Structure and stability of recombinant bovine odorant-binding protein: III. Peculiarities of the wild type bOBP unfolding in crowded milieu

Laboratory of structural dynamics, stability and folding of proteins, Institute of Cytology, Russian Academy of Sciences, St.Petersburg, Russia
Department of Molecular Medicine, University of South Florida, Tampa, Fl, United States
DOI
10.7287/peerj.preprints.1454v1
Subject Areas
Biochemistry, Biophysics, Molecular Biology
Keywords
odorant-binding protein, macromoleclar crowding, disulfide bond, ligand binding, conformational stability, domain swapping, unfolding-refolding reaction
Copyright
© 2015 Stepanenko et al.
Licence
This is an open access article distributed under the terms of the Creative Commons Attribution License, which permits unrestricted use, distribution, reproduction and adaptation in any medium and for any purpose provided that it is properly attributed. For attribution, the original author(s), title, publication source (PeerJ PrePrints) and either DOI or URL of the article must be cited.
Cite this article
Stepanenko OV, Roginskii DO, Stepanenko OV, Kuznetsova IM, Uversky VN, Turoverov KK. 2015. Structure and stability of recombinant bovine odorant-binding protein: III. Peculiarities of the wild type bOBP unfolding in crowded milieu. PeerJ PrePrints 3:e1454v1

Abstract

Contrarily to the majority of the members of the lipocalin family, which are stable monomers with the specific OBP fold (a β-barrel consisting of a 8-stranded anti-parallel β-sheet followed by a short α-helical segment, a ninth β-strand, and a disordered C-terminal tail) and a conserved disulfide bond, bovine odorant-binding protein (bOBP) does not have such a disulfide bond and forms a domain-swapped dimer that involves crossing the α-helical region from each monomer over the β-barrel of the other monomer.

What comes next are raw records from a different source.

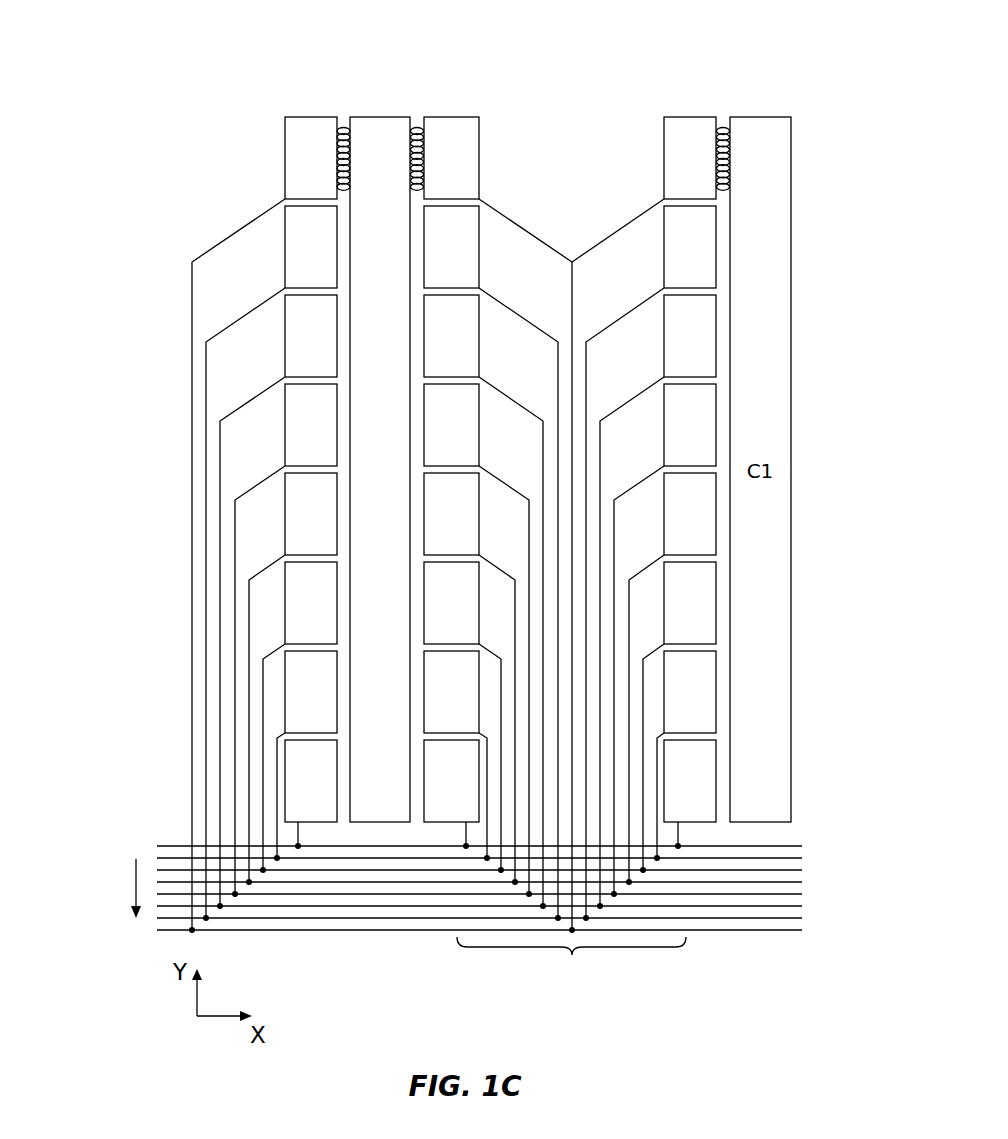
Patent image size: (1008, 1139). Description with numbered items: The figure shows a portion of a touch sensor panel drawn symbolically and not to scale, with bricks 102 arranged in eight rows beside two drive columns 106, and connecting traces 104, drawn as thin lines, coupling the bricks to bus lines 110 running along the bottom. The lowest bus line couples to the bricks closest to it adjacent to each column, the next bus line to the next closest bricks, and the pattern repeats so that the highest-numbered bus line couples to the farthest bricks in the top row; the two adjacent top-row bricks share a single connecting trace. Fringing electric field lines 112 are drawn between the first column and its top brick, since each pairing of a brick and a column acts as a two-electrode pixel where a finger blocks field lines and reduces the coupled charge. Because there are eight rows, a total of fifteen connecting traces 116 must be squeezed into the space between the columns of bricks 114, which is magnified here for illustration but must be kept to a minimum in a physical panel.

The bricks 102 is at (307, 117).
The connecting traces 104 is at (193, 587).
The columns 106 is at (380, 117).
The bus lines 110 is at (805, 938).
The fringing electric field lines 112 is at (343, 128).
The columns of bricks 114 is at (715, 86).
The connecting traces 116 is at (572, 956).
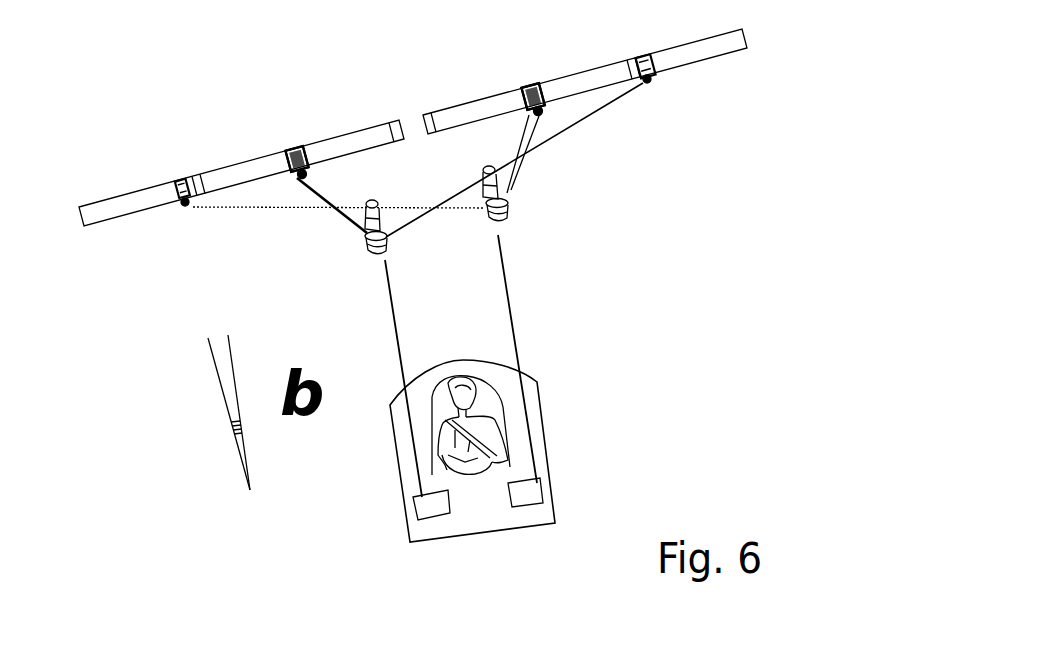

Furthermore, although natural bOBP isolated from bovine tissues exists as a stable domain-swapped dimer, recombinant bOBP has decreased dimerization potential and therefore exists as a mixture of monomeric and dimeric variants. In this article, we investigated the effect model crowding agents of similar chemical nature but different molecular mass on conformational stability of the recombinant bOBP. These experiments were conducted in order shed light on the potential influence of model crowded environment on the unfolding-refolding equilibrium. To this end, we looked at the influence of PEG-600, PEG-4000, and PEG-12000 in concentrations of 80, 150, and 300 mg/mL on the equilibrium unfolding and refolding transitions induced in the recombinant bOBP by guanidine hydrochloride.

Author Comment

This manuscript is submitted to PeerJ for review. It is a part of series of articlesdedicated to the analysis of the effect of the environmental feature (including the presence of crowding agents) on structural properties and conformational stability of bOBP.